So as it turns out, the ash cloud coming from Eyjafjallajökull did end up lengthening my trip abroad. It’s one of those instances where I’m in complete awe that something this random has such a major impact on everyday life. I’m really one of the few lucky people for whom this ash cloud was sort of a good thing, seeing as it’s given me almost an extra week with ma beau and a fair excuse to skip out on school (although I don’t feel too great gloating about that, heh).

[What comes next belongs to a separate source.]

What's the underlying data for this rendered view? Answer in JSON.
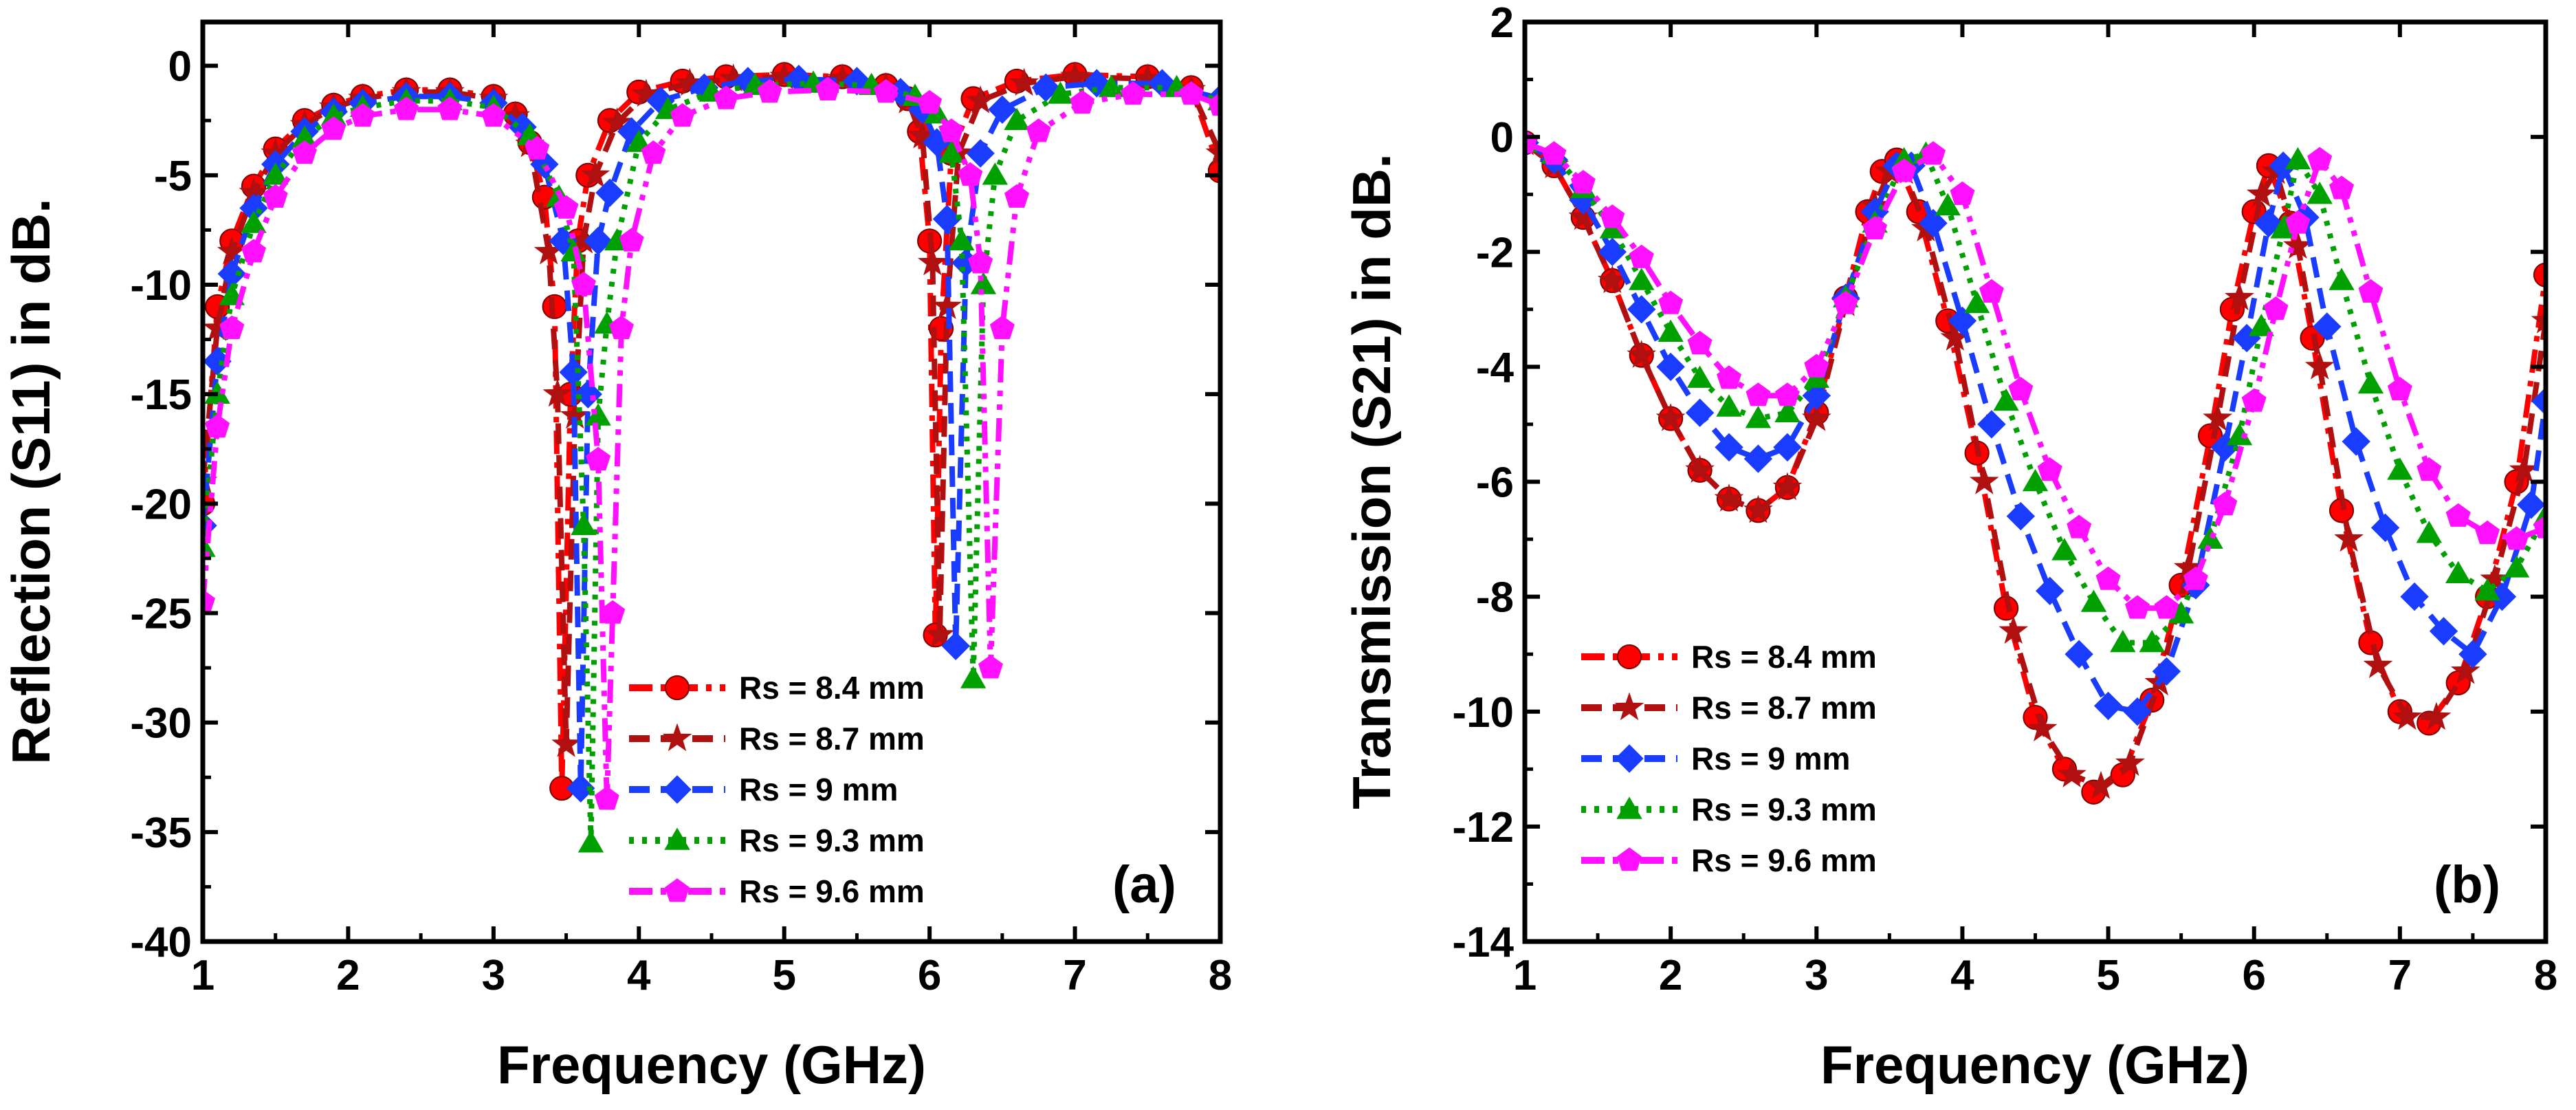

Anywho, I’ll soon be on a flight back to rainy old Belgium, which I hear is having a nice bout of prettyweather-itis. I’ll be pretty darn pissed off if it starts raining again, though. But what I’m getting really excited about is the well-grounded prospect of going back home to Venezuela for the summer. It’s funny how it goes all year round, how I’m super reluctant to plan a trip there knowing that my klutziness will make it hard for me to cross them lawless streets, that the inflation makes handling money a complete headtrip for me, that I worry about safety and stomach bugs and 10-hour flights and fret about not being able to speak Spanish properly, blahblah. And then I remember the warm sidewalks, the faded shirts and baseball caps, the bright green that’s really the only shade of green that plants know over there, the cracked roads and palm trees by the seaside, the mountains that don’t surround me anywhere anymore, the people whose faces should never be mistaken for any other anywhere else. It’s what I am and what I carry, what I should never lose sight of and never disconnect myself from.
Yeah. Whatever them ash clouds allow.